WP201 (BER-1117-738575) Winter flounder Psuedoleuronectes americanus hatching success as a function of burial depth in the laboratory.
Start time: 8:00 AM
Berry, W¹, Rubinstein, N¹, Hinchey, E¹, Klein-MacPhee, G², ¹ U.S. Environmental Protection Agency, Narragansett, RI, USA² University of Rhode Island, Narragansett, RI, USA
The winter flounder Pseudopleuronectes americanus is a commercially and recreationally important fish whose populations have declined steadily over the last 20 years and are currently at an all-time low. Previous laboratory experiments have shown that viable hatch of winter flounder eggs is reduced when the eggs are buried by as little as one half of one egg diameter (0.5 mm of sediment), but these experiments were not specifically designed to measure the effects of burial. The sensitivity of winter flounder eggs to burial has resulted in seasonal banning of dredging in several northeastern U.S. estuaries, which can greatly increase the cost of dredging. In this study, a series of three laboratory experiments was performed to better determine the effects of burial in clean sediment on the hatching success of winter flounder. Recently spawned (3-5 days after fertilization) eggs were exposed to clean, fine-grained sediment with burial depths including a control (no-sediment), dusting (<0.5 mm), and up to 9.3 mm (>10 egg diameters) of sediment until hatch. Despite variability among experiments, a trend of decreased hatch success and increased time to hatch with increasing depth of burial relative to controls was observed. Percent total hatch of eggs buried in <1.0 mm sediment was generally not statistically different from that of the controls. Percent total hatch was highly variable in eggs buried in 3.0 mm of sediment, while there was little or no hatch in eggs buried in > 3.0 mm of sediment. Delayed hatch date (compared to controls) was observed in eggs buried in as little as 1.0 mm of sediment. Overall, these results confirm that winter flounder eggs are vulnerable to burial in sediments. These findings should be considered whenever anthropogenic activities are proposed resulting in increased sediment deposition in winter flounder spawning areas.

WP202 (DOH-1117-712114) Pre-Restoration Geomorphic and Sediment Conditions of Minebank Run, Baltimore County, Maryland.
Start time: 8:00 AM
Doheny, Edward¹, Mayer, Paul², ¹ U.S. Geological Survey, Water Science Center, Baltimore, Maryland, United States² U.S. Environmental Protection Agency, Office of Research and Development, Ada, Oklahoma, United States
Urban streams frequently undergo severe incision and erosion due to flashy streamflows caused by impervious surfaces in the watershed. Such streamflows can lead to unstable sediment dynamics that can limit options for urban stream restoration.

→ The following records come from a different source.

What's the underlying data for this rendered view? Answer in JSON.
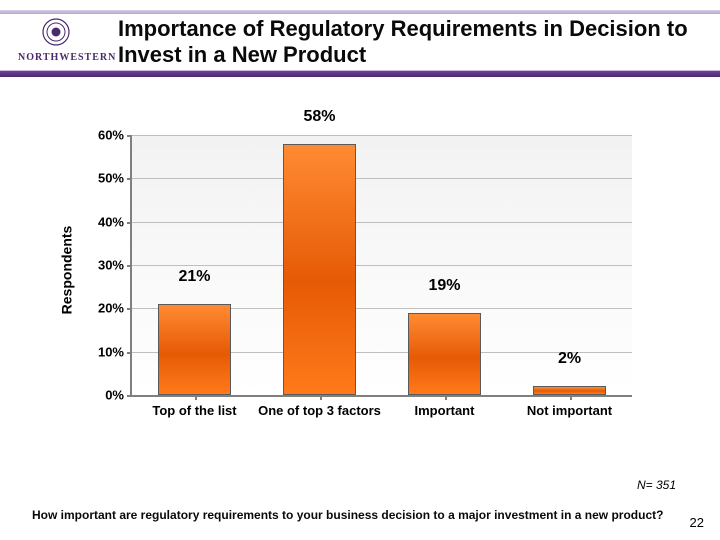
{
  "header": {
    "title": "Importance of Regulatory Requirements in Decision to Invest in a New Product",
    "logo_word": "NORTHWESTERN",
    "logo_seal_color": "#4a2a6a",
    "stripe_color": "#b9a6cf",
    "divider_color": "#5a327f"
  },
  "chart": {
    "type": "bar",
    "y_axis_title": "Respondents",
    "ylim": [
      0,
      60
    ],
    "ytick_step": 10,
    "y_ticks": [
      "0%",
      "10%",
      "20%",
      "30%",
      "40%",
      "50%",
      "60%"
    ],
    "categories": [
      "Top of the list",
      "One of top 3 factors",
      "Important",
      "Not important"
    ],
    "values": [
      21,
      58,
      19,
      2
    ],
    "value_labels": [
      "21%",
      "58%",
      "19%",
      "2%"
    ],
    "bar_color": "#eb6409",
    "bar_border": "#5a5a5a",
    "grid_color": "#bfbfbf",
    "axis_color": "#7f7f7f",
    "background_color": "#ffffff",
    "label_fontsize": 13,
    "value_fontsize": 16,
    "bar_width": 0.58
  },
  "footer": {
    "n_note": "N= 351",
    "question": "How important are regulatory requirements to your business decision to a major investment in a new product?",
    "page_number": "22"
  }
}
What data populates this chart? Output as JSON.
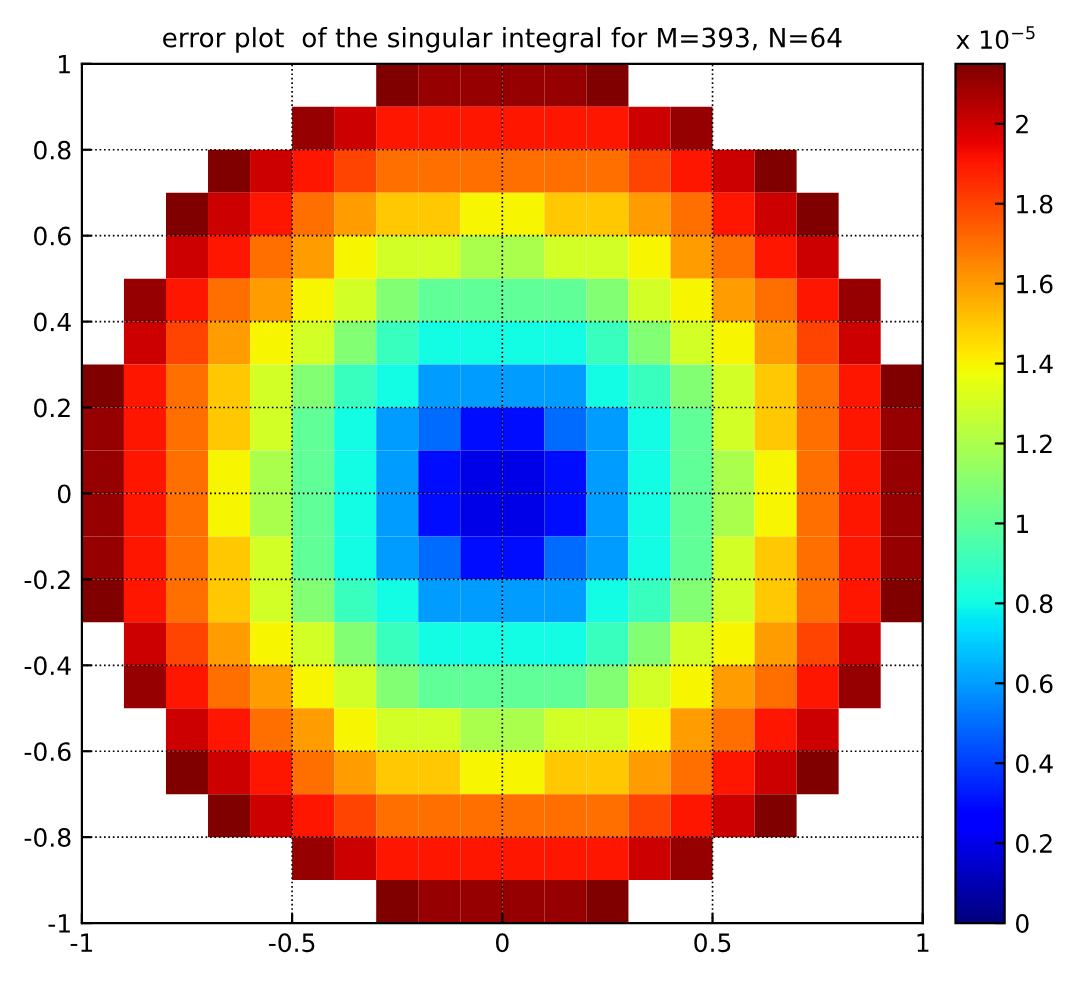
{
  "chart_data": {
    "type": "heatmap",
    "title": "error plot  of the singular integral for M=393, N=64",
    "xlim": [
      -1,
      1
    ],
    "ylim": [
      -1,
      1
    ],
    "xticks": [
      -1,
      -0.5,
      0,
      0.5,
      1
    ],
    "yticks": [
      -1,
      -0.8,
      -0.6,
      -0.4,
      -0.2,
      0,
      0.2,
      0.4,
      0.6,
      0.8,
      1
    ],
    "grid": true,
    "clim": [
      0,
      2.15
    ],
    "cticks": [
      0,
      0.2,
      0.4,
      0.6,
      0.8,
      1,
      1.2,
      1.4,
      1.6,
      1.8,
      2
    ],
    "annotations": [
      "x 10$^{−5}$"
    ],
    "cells": [
      [
        null,
        null,
        null,
        null,
        null,
        null,
        null,
        2.2,
        2.1,
        2.1,
        2.1,
        2.1,
        2.2,
        null,
        null,
        null,
        null,
        null,
        null,
        null
      ],
      [
        null,
        null,
        null,
        null,
        null,
        2.1,
        2.0,
        1.9,
        1.9,
        1.9,
        1.9,
        1.9,
        1.9,
        2.0,
        2.1,
        null,
        null,
        null,
        null,
        null
      ],
      [
        null,
        null,
        null,
        2.2,
        2.0,
        1.9,
        1.8,
        1.7,
        1.7,
        1.7,
        1.7,
        1.7,
        1.7,
        1.8,
        1.9,
        2.0,
        2.2,
        null,
        null,
        null
      ],
      [
        null,
        null,
        2.2,
        2.0,
        1.9,
        1.7,
        1.6,
        1.5,
        1.5,
        1.4,
        1.4,
        1.5,
        1.5,
        1.6,
        1.7,
        1.9,
        2.0,
        2.2,
        null,
        null
      ],
      [
        null,
        null,
        2.0,
        1.9,
        1.7,
        1.6,
        1.4,
        1.3,
        1.3,
        1.2,
        1.2,
        1.3,
        1.3,
        1.4,
        1.6,
        1.7,
        1.9,
        2.0,
        null,
        null
      ],
      [
        null,
        2.1,
        1.9,
        1.7,
        1.6,
        1.4,
        1.3,
        1.1,
        1.0,
        1.0,
        1.0,
        1.0,
        1.1,
        1.3,
        1.4,
        1.6,
        1.7,
        1.9,
        2.1,
        null
      ],
      [
        null,
        2.0,
        1.8,
        1.6,
        1.4,
        1.3,
        1.1,
        0.9,
        0.8,
        0.8,
        0.8,
        0.8,
        0.9,
        1.1,
        1.3,
        1.4,
        1.6,
        1.8,
        2.0,
        null
      ],
      [
        2.2,
        1.9,
        1.7,
        1.5,
        1.3,
        1.1,
        0.9,
        0.8,
        0.6,
        0.6,
        0.6,
        0.6,
        0.8,
        0.9,
        1.1,
        1.3,
        1.5,
        1.7,
        1.9,
        2.2
      ],
      [
        2.1,
        1.9,
        1.7,
        1.5,
        1.3,
        1.0,
        0.8,
        0.6,
        0.5,
        0.3,
        0.3,
        0.5,
        0.6,
        0.8,
        1.0,
        1.3,
        1.5,
        1.7,
        1.9,
        2.1
      ],
      [
        2.1,
        1.9,
        1.7,
        1.4,
        1.2,
        1.0,
        0.8,
        0.6,
        0.3,
        0.2,
        0.2,
        0.3,
        0.6,
        0.8,
        1.0,
        1.2,
        1.4,
        1.7,
        1.9,
        2.1
      ],
      [
        2.1,
        1.9,
        1.7,
        1.4,
        1.2,
        1.0,
        0.8,
        0.6,
        0.3,
        0.2,
        0.2,
        0.3,
        0.6,
        0.8,
        1.0,
        1.2,
        1.4,
        1.7,
        1.9,
        2.1
      ],
      [
        2.1,
        1.9,
        1.7,
        1.5,
        1.3,
        1.0,
        0.8,
        0.6,
        0.5,
        0.3,
        0.3,
        0.5,
        0.6,
        0.8,
        1.0,
        1.3,
        1.5,
        1.7,
        1.9,
        2.1
      ],
      [
        2.2,
        1.9,
        1.7,
        1.5,
        1.3,
        1.1,
        0.9,
        0.8,
        0.6,
        0.6,
        0.6,
        0.6,
        0.8,
        0.9,
        1.1,
        1.3,
        1.5,
        1.7,
        1.9,
        2.2
      ],
      [
        null,
        2.0,
        1.8,
        1.6,
        1.4,
        1.3,
        1.1,
        0.9,
        0.8,
        0.8,
        0.8,
        0.8,
        0.9,
        1.1,
        1.3,
        1.4,
        1.6,
        1.8,
        2.0,
        null
      ],
      [
        null,
        2.1,
        1.9,
        1.7,
        1.6,
        1.4,
        1.3,
        1.1,
        1.0,
        1.0,
        1.0,
        1.0,
        1.1,
        1.3,
        1.4,
        1.6,
        1.7,
        1.9,
        2.1,
        null
      ],
      [
        null,
        null,
        2.0,
        1.9,
        1.7,
        1.6,
        1.4,
        1.3,
        1.3,
        1.2,
        1.2,
        1.3,
        1.3,
        1.4,
        1.6,
        1.7,
        1.9,
        2.0,
        null,
        null
      ],
      [
        null,
        null,
        2.2,
        2.0,
        1.9,
        1.7,
        1.6,
        1.5,
        1.5,
        1.4,
        1.4,
        1.5,
        1.5,
        1.6,
        1.7,
        1.9,
        2.0,
        2.2,
        null,
        null
      ],
      [
        null,
        null,
        null,
        2.2,
        2.0,
        1.9,
        1.8,
        1.7,
        1.7,
        1.7,
        1.7,
        1.7,
        1.7,
        1.8,
        1.9,
        2.0,
        2.2,
        null,
        null,
        null
      ],
      [
        null,
        null,
        null,
        null,
        null,
        2.1,
        2.0,
        1.9,
        1.9,
        1.9,
        1.9,
        1.9,
        1.9,
        2.0,
        2.1,
        null,
        null,
        null,
        null,
        null
      ],
      [
        null,
        null,
        null,
        null,
        null,
        null,
        null,
        2.2,
        2.1,
        2.1,
        2.1,
        2.1,
        2.2,
        null,
        null,
        null,
        null,
        null,
        null,
        null
      ]
    ]
  }
}
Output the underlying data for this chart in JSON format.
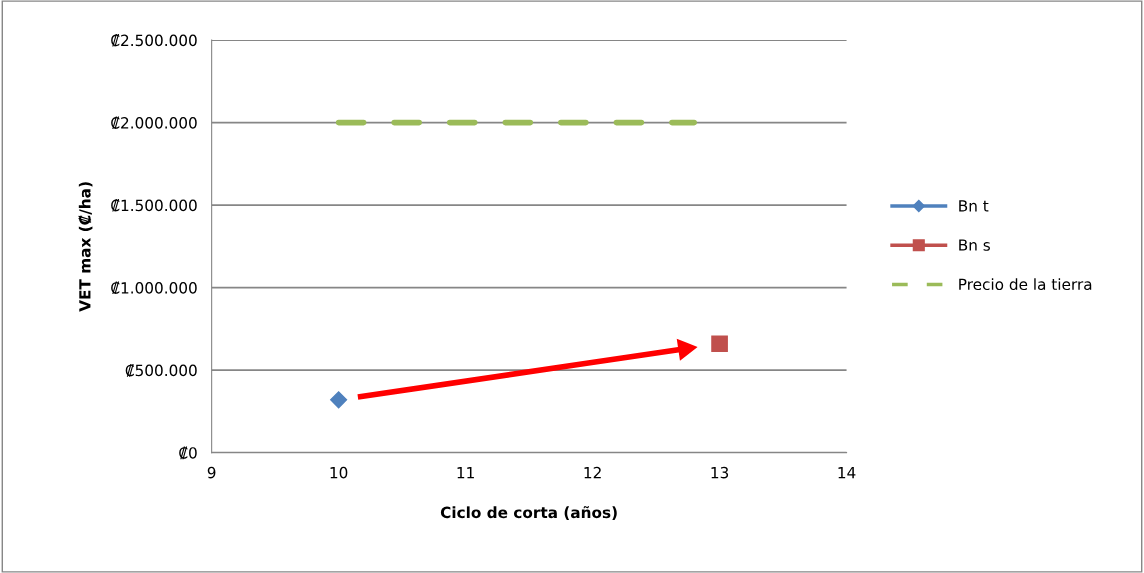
{
  "chart_data": {
    "type": "line",
    "xlabel": "Ciclo de corta (años)",
    "ylabel": "VET max (₡/ha)",
    "xlim": [
      9,
      14
    ],
    "xticks": [
      9,
      10,
      11,
      12,
      13,
      14
    ],
    "ylim": [
      0,
      2500000
    ],
    "yticks": [
      {
        "value": 0,
        "label": "₡0"
      },
      {
        "value": 500000,
        "label": "₡500.000"
      },
      {
        "value": 1000000,
        "label": "₡1.000.000"
      },
      {
        "value": 1500000,
        "label": "₡1.500.000"
      },
      {
        "value": 2000000,
        "label": "₡2.000.000"
      },
      {
        "value": 2500000,
        "label": "₡2.500.000"
      }
    ],
    "grid": "y",
    "legend": "right",
    "series": [
      {
        "name": "Bn t",
        "color": "#4f81bd",
        "x": [
          10
        ],
        "values": [
          320000
        ],
        "marker": "diamond",
        "line_style": "solid"
      },
      {
        "name": "Bn s",
        "color": "#c0504d",
        "x": [
          13
        ],
        "values": [
          660000
        ],
        "marker": "square",
        "line_style": "solid"
      },
      {
        "name": "Precio de la tierra",
        "color": "#9bbb59",
        "x": [
          10,
          12.8
        ],
        "values": [
          2000000,
          2000000
        ],
        "marker": "none",
        "line_style": "dashed"
      }
    ]
  }
}
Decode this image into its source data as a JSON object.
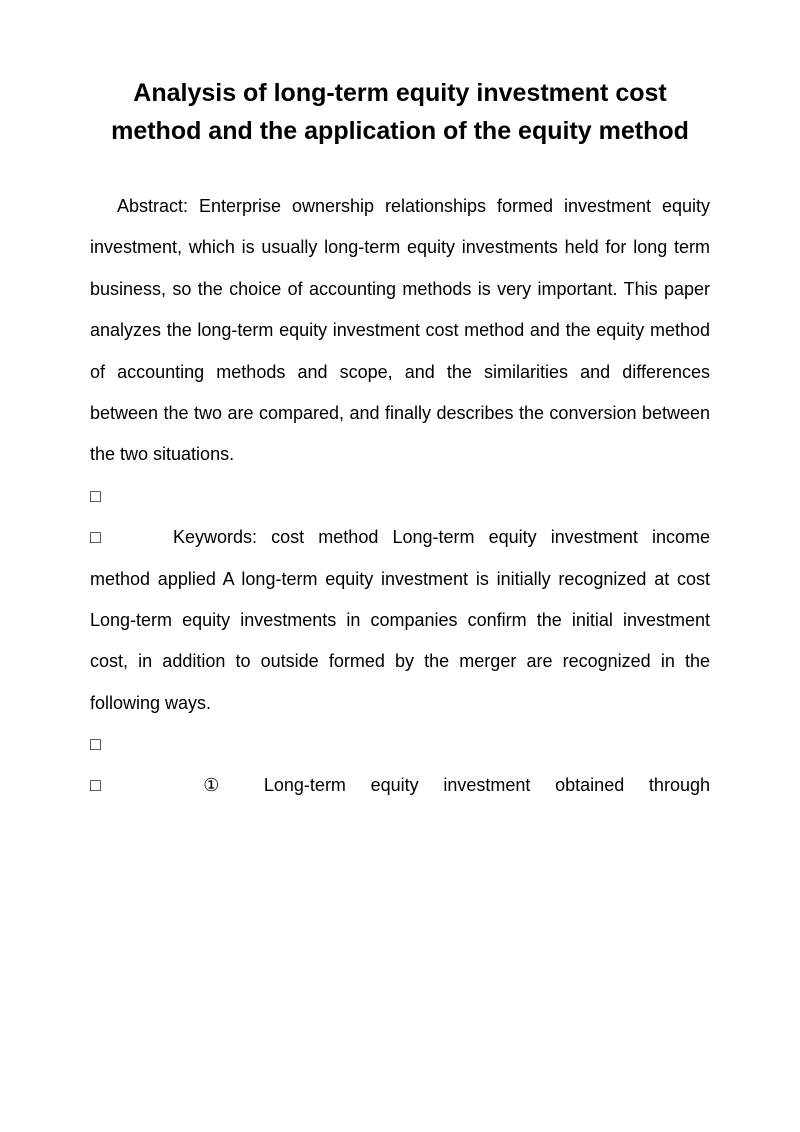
{
  "title": "Analysis of long-term equity investment cost method and the application of the equity method",
  "abstract": "Abstract: Enterprise ownership relationships formed investment equity investment, which is usually long-term equity investments held for long term business, so the choice of accounting methods is very important.   This paper analyzes the long-term equity investment cost method and the equity method of accounting methods and scope, and the similarities and differences between the two are compared, and finally describes the conversion between the two situations.",
  "bullet": "□",
  "keywords": "Keywords: cost method Long-term equity investment income method applied    A long-term equity investment is initially recognized at cost    Long-term equity investments in companies confirm the initial investment cost, in addition to outside formed by the merger are recognized in the following ways.",
  "item1_prefix": "①",
  "item1_text": "Long-term equity investment obtained through",
  "typography": {
    "title_fontsize": 25,
    "title_weight": 700,
    "body_fontsize": 18,
    "line_height": 2.3,
    "text_color": "#000000",
    "background_color": "#ffffff"
  }
}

The U.S. Environmental Protection Agency, U.S. Geological Survey, and Baltimore County Department of Environmental Protection and Resource Management are collaborating to study the effects of restoration on sediment processes in a selected study reach of Minebank Run, a small urban stream in Baltimore County, Maryland that is currently being restored. The pre-restoration dimension, pattern, and profile of the stream channel at Minebank Run were quantified, and changes over time caused by storms and flooding were assessed. Changes in cross-sectional area, bed elevation, lateral migration of the stream channel, rate of bank retreat, and grain-size distribution were measured throughout the study reach. Pre-restoration longitudinal-profile surveys indicated rapid and significant changes in the distribution of riffles, pools, and runs within the study reach, indicating continuous alteration of benthic habitat. Changes in channel-bed elevations indicated alternating periods of degradation and aggradation in different locations of the study reach. Boundary shear-stress computations showed erosive power nearly an order of magnitude larger than that of similar non-urban streams, suggesting that restoration of urban streams must address highly variable flow regimes to be successful. The Minebank Run stream channel was restored during 2004 and early 2005. Post-restoration characterization of sediment dynamics is planned to determine whether specific restoration techniques enhance the stability of the dimension, pattern, and profile of the stream channel.